E.M.MUTHAPPA CHETTIAR Appellant
VERSUS
INCOME TAX OFFICER,SPECIAL CIRCLE,E.P.T.CIRCLE,COIRN BATORE,INCOME TAX OFFICER,SPECIAL CIRCLE,E.P.T.CIRCLE,COIRNBATORE Respondents







JUDGEMENT

Ayyangar, J. - (1.)Muthappa Chettiar, the appellant in Civil Appeal 107 of 1956 was sought to be proceeded against for the recovery from him of Excess Profits Tax assessed in respect of the business of Muthappa and Co. of which he was a partner. He disputed the legality of the recovery proceedings and filed Writ Petition 498 of 1952 before the High Court of Madras for the issue of a writ of prohibition for directing the Income-Tax Officer, E.P.T. Circle Madras not to take coercive steps against him for the recovery of the tax assessed.
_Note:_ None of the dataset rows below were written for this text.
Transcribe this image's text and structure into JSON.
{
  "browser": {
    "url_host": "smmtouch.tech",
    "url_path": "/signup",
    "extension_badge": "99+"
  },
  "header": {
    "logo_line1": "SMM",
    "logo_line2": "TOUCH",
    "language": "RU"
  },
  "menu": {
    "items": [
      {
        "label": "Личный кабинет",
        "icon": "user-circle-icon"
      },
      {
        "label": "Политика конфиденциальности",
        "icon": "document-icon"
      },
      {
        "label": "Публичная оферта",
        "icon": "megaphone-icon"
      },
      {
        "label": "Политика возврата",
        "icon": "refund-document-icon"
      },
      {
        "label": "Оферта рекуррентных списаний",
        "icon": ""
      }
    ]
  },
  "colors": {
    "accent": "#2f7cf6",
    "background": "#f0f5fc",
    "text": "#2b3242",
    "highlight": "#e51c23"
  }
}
This petition was dismissed and Civil Appeal 107 of 1956 has been filed on special leave obtained from this Court. During the hearing by the High Court, of Writ Petition 496 of 1952. Muthappa Chettiar (referred to hereafter as the appellant) sought also to impugn the legality of the order of assessment to Excess Profits Tax. The learned Judges held however that such a contention was not germane to the writ to prohibition for which he had prayed, adding also that there were no merits in the grounds urged. To avoid any technical objection, the appellant has filed in this Court Petition 130 of 1958 under Art. 32 of the Constitution in which the prayer is for the grant of a writ of certiorari or other appropriate writ to quash the order of assessment to Excess Profits Tax, and the Appeal and the petition being thus inter-related have been heard together.
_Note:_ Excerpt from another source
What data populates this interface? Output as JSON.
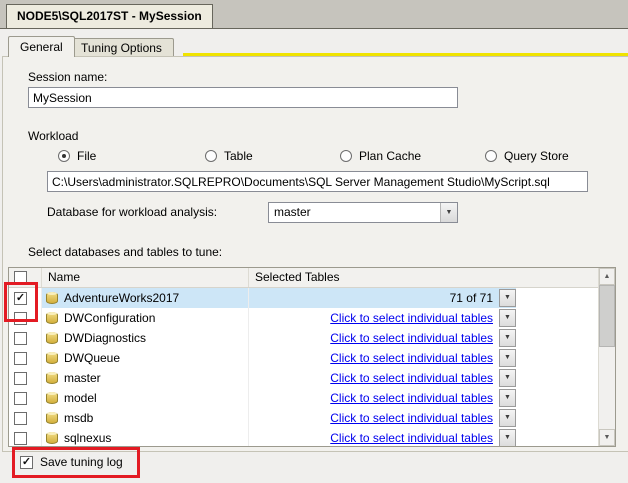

(2.)We shall first take up consideration the matters urged in the Writ Petition, as logically having precedence over the challenge to the legality of the proceedings for the recovery of the tax. The facts necessary to appreciate the points urged are briefly these:The appellant and Thyagrajan Chettiar (impleaded as the second respondent in Civil Appeal 107 of 1956) were partners in a firm named Muthappa and Co. started in November 1940 and the firm was the managing agent of a textile Mill called Saroja Mills Ltd. in the Coimbatore district. The assessment which is under challenge is for the Excess Profits tax liability of this managing agency business and the relevant chargeable accounting periods are the calender year 1942 and the broken period January 1, 1943 to March 4, 1943. The liability of the firm to Income-Tax for the same periods was assessed by the Income-tax Officer by his orders dated March 15, 1948, by applying the provisions of S. 23(5)(b) of the Income-tax Act. 1922, and the appellant paid when demanded his share of the tax and there is now no dispute about the propriety of that assessment. The income of the managing agency business was computed for Excess Profits Tax at the same figure as for assessment to Income-tax and the assessment for the two chargeable accounting periods was completed by the Excess Profits Tax Officer by his order dated March 31, 1951, and it is the validity of this order of assessment that is challenged in Petition 130 of 1958.
(3.)The first matter urged in support of the petition may beset out thus:An assessment to be valid must be after notice to the assessee. In the present case, the assessment was admittedly completed by serving the prescribed notices on Thyagrajan Chettiar alone, who according to the terms of the partnership between the parties was the managing partner. But it was urged that there had been a dissolution of the firm as and from March 4, 1943, that thereafter the partnership ceased to exist, and with it the mutual agency between the partners, with the result that Thyagrajan Cheittiar could not represent the firm which had ceased to exist nor the appellant. On there premises it was submitted that the assessment of the business to Excess Profits Tax after notices only to Thyagrajan Chettiar could not bind the firm nor at any rate bind the appellant.